- Kellogg was a step ahead of the game when it acquired Kashi Co., a fast-growing pioneer in better-for-you foods, in 2000. By 2008, Kashi was reporting 24 times the sales at its acquisition, growing sales about 42% annually on a compound basis to about $600 million during those first eight years.
- However, Kellogg took some missteps with Kashi, including taking over various operations, which once worked mostly autonomously, and fervently supporting the use of GMO ingredients while calling the cereal "natural."
- "U.S. retail sales of Nature’s Path’s ready-to-eat cereal jumped 43% between 2010 and 2014, compared with a decline of 35% for Kashi," reports The Wall Street Journal citing market-research firm IRI.
The better-for-you foods market is growing — Nielsen data shows that packaged foods labeled "natural" increased by 11.7% in 2014, while sales of packaged foods that are certified organic, some of which also bear a "natural" label, jumped 14.7%. At the same time, packaged food sales as a whole saw only a 1.4% uptick.
As a ready-to-eat cereal producer, Kashi is poised to achieve important growth for Kellogg, whose sales come largely from that category.
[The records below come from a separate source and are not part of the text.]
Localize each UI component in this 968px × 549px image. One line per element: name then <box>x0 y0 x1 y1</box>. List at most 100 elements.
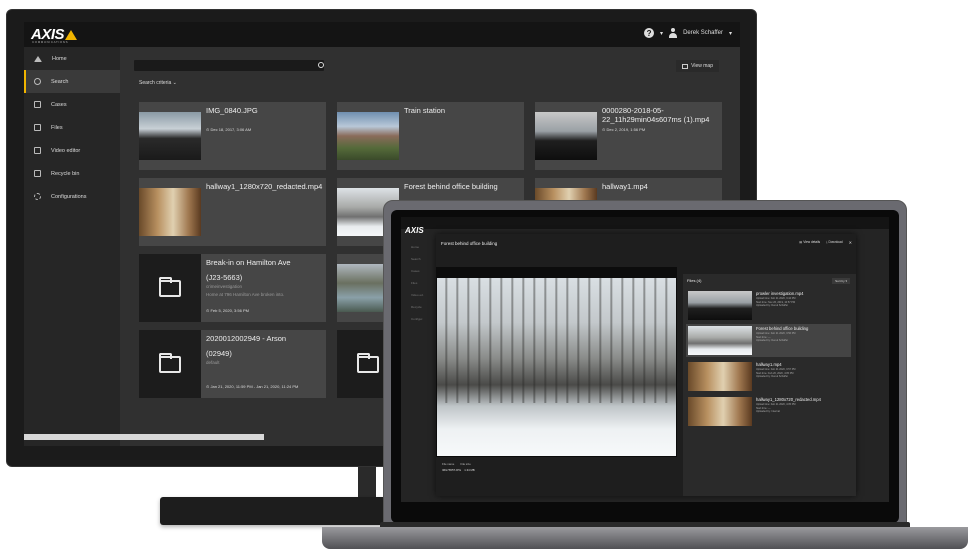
file-metadata: File name File size IMG7655T.JPG 1.34 MB <box>442 461 475 473</box>
search-criteria-label: Search criteria <box>139 80 172 86</box>
file-list-name: hallway1_1280x720_redacted.mp4 <box>756 397 821 402</box>
close-icon[interactable]: ✕ <box>849 240 852 245</box>
files-panel: Files (4) Sort by ▾ prowler investigatio… <box>683 274 856 496</box>
sidebar-item[interactable]: Search <box>401 253 427 265</box>
case-type: default <box>206 360 220 365</box>
folder-icon <box>34 101 41 108</box>
sidebar-item[interactable]: Cases <box>401 265 427 277</box>
view-details-button[interactable]: ▤ View details <box>799 240 820 245</box>
laptop-base <box>322 527 968 549</box>
preview-image[interactable] <box>437 278 676 456</box>
result-card[interactable]: IMG_0840.JPG ⊙ Dec 18, 2017, 3:06 AM <box>139 102 326 170</box>
sidebar-item-label: Recycle bin <box>51 170 80 177</box>
card-title: 2020012002949 - Arson <box>206 334 287 343</box>
help-dropdown-icon[interactable]: ▾ <box>660 30 663 37</box>
search-icon <box>34 78 41 85</box>
laptop-screen: AXIS Home Search Cases Files Video ed. R… <box>401 217 889 502</box>
result-card[interactable]: 0000280-2018-05-22_11h29min04s607ms (1).… <box>535 102 722 170</box>
sidebar-item[interactable]: Home <box>401 241 427 253</box>
search-criteria-toggle[interactable]: Search criteria ⌄ <box>139 80 177 86</box>
file-list-name: hallway1.mp4 <box>756 362 782 367</box>
sidebar-item-cases[interactable]: Cases <box>24 93 120 116</box>
result-card[interactable]: Train station <box>337 102 524 170</box>
trash-icon <box>34 170 41 177</box>
case-thumbnail <box>139 254 201 322</box>
logo-triangle-icon <box>65 29 78 40</box>
user-dropdown-icon[interactable]: ▾ <box>729 30 732 37</box>
files-header: Files (4) <box>687 278 702 283</box>
card-title: 0000280-2018-05-22_11h29min04s607ms (1).… <box>602 106 710 124</box>
sidebar-item[interactable]: Recycle <box>401 301 427 313</box>
thumbnail <box>688 397 752 426</box>
thumbnail <box>535 112 597 160</box>
thumbnail <box>688 362 752 391</box>
view-map-button[interactable]: View map <box>676 60 719 72</box>
sidebar-item-label: Configurations <box>51 193 87 200</box>
file-list-item[interactable]: hallway1.mp4 Upload time: Feb 21 2020, 3… <box>686 360 851 393</box>
card-title: Train station <box>404 106 445 115</box>
case-id: (02949) <box>206 349 232 358</box>
view-map-label: View map <box>691 63 713 69</box>
laptop-sidebar: Home Search Cases Files Video ed. Recycl… <box>401 241 427 331</box>
thumbnail <box>139 112 201 160</box>
sidebar-item-recycle-bin[interactable]: Recycle bin <box>24 162 120 185</box>
sidebar-item-video-editor[interactable]: Video editor <box>24 139 120 162</box>
brand-subtitle: COMMUNICATIONS <box>32 40 69 44</box>
file-size-value: 1.34 MB <box>464 468 475 472</box>
card-title: Forest behind office building <box>404 182 498 191</box>
sort-dropdown[interactable]: Sort by ▾ <box>832 278 850 284</box>
card-date: ⊙ Jan 21, 2020, 11:59 PM - Jan 21, 2020,… <box>206 384 299 389</box>
card-title: hallway1.mp4 <box>602 182 648 191</box>
folder-icon <box>357 352 379 373</box>
video-editor-icon <box>34 147 41 154</box>
file-size-label: File size <box>460 462 471 466</box>
home-icon <box>34 55 42 62</box>
file-preview-dialog: Forest behind office building ▤ View det… <box>436 234 856 496</box>
file-list-item[interactable]: prowler investigation.mp4 Upload time: F… <box>686 289 851 322</box>
sidebar-item-search[interactable]: Search <box>24 70 120 93</box>
laptop-top-bar <box>401 217 889 229</box>
file-list-item-selected[interactable]: Forest behind office building Upload tim… <box>686 324 851 357</box>
folder-icon <box>159 352 181 373</box>
sidebar-item[interactable]: Video ed. <box>401 289 427 301</box>
result-card[interactable]: hallway1_1280x720_redacted.mp4 <box>139 178 326 246</box>
sidebar-item-label: Video editor <box>51 147 81 154</box>
case-card[interactable]: 2020012002949 - Arson (02949) default ⊙ … <box>139 330 326 398</box>
card-title: IMG_0840.JPG <box>206 106 258 115</box>
user-icon[interactable] <box>669 28 678 38</box>
card-title: hallway1_1280x720_redacted.mp4 <box>206 182 323 191</box>
file-list-details: Upload time: Feb 21 2020, 3:57 PM Start … <box>756 368 796 379</box>
download-button[interactable]: ⤓ Download <box>826 240 842 245</box>
file-name-label: File name <box>442 462 455 466</box>
card-date: ⊙ Feb 5, 2020, 3:56 PM <box>206 308 249 313</box>
sidebar-item[interactable]: Files <box>401 277 427 289</box>
file-list-item[interactable]: hallway1_1280x720_redacted.mp4 Upload ti… <box>686 395 851 428</box>
card-date: ⊙ Dec 18, 2017, 3:06 AM <box>206 127 252 132</box>
case-card[interactable]: Break-in on Hamilton Ave (J23-5663) crim… <box>139 254 326 322</box>
sidebar-item-configurations[interactable]: Configurations <box>24 185 120 208</box>
sidebar-item-label: Home <box>52 55 67 62</box>
dialog-actions: ▤ View details ⤓ Download ✕ <box>799 240 852 245</box>
thumbnail <box>688 291 752 320</box>
search-icon[interactable] <box>318 62 324 68</box>
case-description: Home at 796 Hamilton Ave broken into. <box>206 292 285 297</box>
search-input[interactable] <box>134 60 324 71</box>
sidebar-item-home[interactable]: Home <box>24 47 120 70</box>
top-bar: AXIS COMMUNICATIONS ? ▾ Derek Schaffer ▾ <box>24 22 740 47</box>
card-date: ⊙ Dec 2, 2019, 1:56 PM <box>602 127 646 132</box>
dialog-title: Forest behind office building <box>441 241 498 246</box>
media-viewer <box>436 267 677 457</box>
horizontal-scrollbar[interactable] <box>24 434 264 440</box>
laptop-axis-logo[interactable]: AXIS <box>405 226 424 235</box>
user-name[interactable]: Derek Schaffer <box>683 30 723 36</box>
case-id: (J23-5663) <box>206 273 243 282</box>
help-icon[interactable]: ? <box>644 28 655 38</box>
folder-icon <box>159 276 181 297</box>
sidebar-item-files[interactable]: Files <box>24 116 120 139</box>
file-list-name: Forest behind office building <box>756 326 809 331</box>
sidebar-item[interactable]: Configur. <box>401 313 427 325</box>
thumbnail <box>688 326 752 355</box>
file-list-details: Upload time: Feb 21 2020, 3:56 PM Start … <box>756 332 796 343</box>
thumbnail <box>139 188 201 236</box>
map-icon <box>682 63 689 69</box>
Kellogg's U.S. morning foods segment saw a 2.3% currency-neutral comparable net sales decline in its latest quarter, so growth from Kashi's cereals could help offset some of the lagging sales generated by Kellogg's legacy brands.
Kellogg reported its lowest net profit in over a decade in 2014 as well as a 24% decline in earnings last month. Achieving growth in the natural foods sector might be more important than ever for Kellogg, and Kashi is a foothold in that market that Kellogg can use to reposition itself within the better-for-you trend.